Em, Setúbal viu-se um Benfica completamente à toa, sem futebol nem ideias e uma vez mais à espera de uma vitória caída do céu sem esforço nem mérito. Por uma vez, os planos sairam-lhe furados à beira do fim e a única coisa coerente que se lhe viu foi o gesto de Camacho a mandar para os balneários duas vedetas mal-dispostas. Agora, anunciam aos benfiquistas, à laia de compensação, que «Vieira vai dar um murro na mesa». Mais valia dar um na cabeça, tantos e tão gritantes têm sido os erros por ele acumulados na gestão do futebol benfiquista - de que, não sei se se lembram, se proclamou ufanamente o único responsável, há mais de um ano. Depois do jogo de Setúbal, ouvi pela primeira vez adeptos benfiquistas a defenderem abertamente o fim da era-Vieira. Agora, que já não há Veigas, nem Fernando Santos, nem Apitos Dourados que possa usar como bodes expiatórios, Luís Filipe Viera vai inevitavelmente fazer o que melhor sabe: lançar-se numa campanha de promoção pessoal, a par de uma cruzada de ameaças e insinuações dirigida a inimigos ocultos e a moinhos de vento que a sua espada tarda em vergar. Um filme já visto e gasto.

Do lado do Sporting, o silêncio das tragédias sem remédio abateu-se sobre a paupérrima prestação do Bessa. Ninguém sabe a resposta à pergunta «o que fazer e com que meios?». A equipa tem alguns bons jogadores e alguns bons momentos.

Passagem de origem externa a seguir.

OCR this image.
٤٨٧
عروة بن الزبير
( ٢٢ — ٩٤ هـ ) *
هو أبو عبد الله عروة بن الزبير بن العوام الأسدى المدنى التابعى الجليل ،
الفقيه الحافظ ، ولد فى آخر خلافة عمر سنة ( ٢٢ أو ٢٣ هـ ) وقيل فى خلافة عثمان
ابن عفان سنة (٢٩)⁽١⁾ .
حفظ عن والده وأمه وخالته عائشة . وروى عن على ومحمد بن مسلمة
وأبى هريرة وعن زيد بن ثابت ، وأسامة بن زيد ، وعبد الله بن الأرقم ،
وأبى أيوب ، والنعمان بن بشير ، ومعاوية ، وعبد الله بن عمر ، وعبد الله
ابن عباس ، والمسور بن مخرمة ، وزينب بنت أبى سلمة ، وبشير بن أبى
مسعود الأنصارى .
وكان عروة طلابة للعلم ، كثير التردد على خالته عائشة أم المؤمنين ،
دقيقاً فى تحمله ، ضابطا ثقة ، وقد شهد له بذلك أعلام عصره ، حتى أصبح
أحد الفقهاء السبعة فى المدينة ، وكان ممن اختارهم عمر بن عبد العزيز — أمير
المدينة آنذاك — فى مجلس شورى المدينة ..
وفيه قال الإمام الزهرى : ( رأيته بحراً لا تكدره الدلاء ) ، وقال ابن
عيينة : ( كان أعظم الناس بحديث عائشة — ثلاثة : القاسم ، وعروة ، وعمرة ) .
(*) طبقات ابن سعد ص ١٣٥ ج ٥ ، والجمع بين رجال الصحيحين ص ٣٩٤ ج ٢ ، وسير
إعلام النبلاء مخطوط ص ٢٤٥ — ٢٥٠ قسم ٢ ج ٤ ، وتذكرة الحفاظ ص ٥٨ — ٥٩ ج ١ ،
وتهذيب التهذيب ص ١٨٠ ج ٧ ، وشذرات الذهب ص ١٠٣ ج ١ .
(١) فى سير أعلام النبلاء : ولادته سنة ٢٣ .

Mas daí não passa nem mostra capacidade ou categoria para passar e o choradinho habitual com as arbitragens já não convence ninguém, nem os próprios adeptos. O problema do Sporting é mais dramático, porque, ao contrário do do Benfica, não se resolve simplesmente com uma boa gestão do futebol. O problema é de fundo e parece inexorável: lentamente, o Sporting foi decaindo, decaindo, enquanto o FC Porto ia subindo, subindo. E hoje, sob qualquer prisma que se compare — resultados, assistências, receitas, adeptos, notoriedade e prestígio interno e externo — o Sporting instalou-se solidamente na posição de terceiro clube português. O que significa que, para ser campeão, precisa de, além de fazer uma grande época, que os outros dois falhem simultâneamente nessa mesma época. Pelo que a grande questão não é esta época nem sequer a próxima. É esta: conseguirá o Sporting voltar a ser campeão nos próximos dez anos?

Quanto ao FC Porto, como se sabe, as coisas vão bem e recomendam-se. Pelo menos, internamente e, até ver, na Europa. Mas é muito difícil ir mais além, pois como se viu no Funchal e mesmo agora contra a Naval, o problema da equipa está mais do que diagnosticado: tem seis bons jogadores e mais dois razoáveis. E nada mais — o que é pouco para acorrer às várias frentes. Se o Quaresma, o Bosingwa, o Bruno Alves, o Lisandro ou o Lucho se magoam, se são castigados ou se estão cansados ou em dia de desinspiração (o que é mais do que legítimo), não há ali ninguém que os possa subsituir com um mínimo de qualidade. Sem eles, e com os maravilhosos reforços desta época, o FC Porto estaria a lutar para não descer de divisão.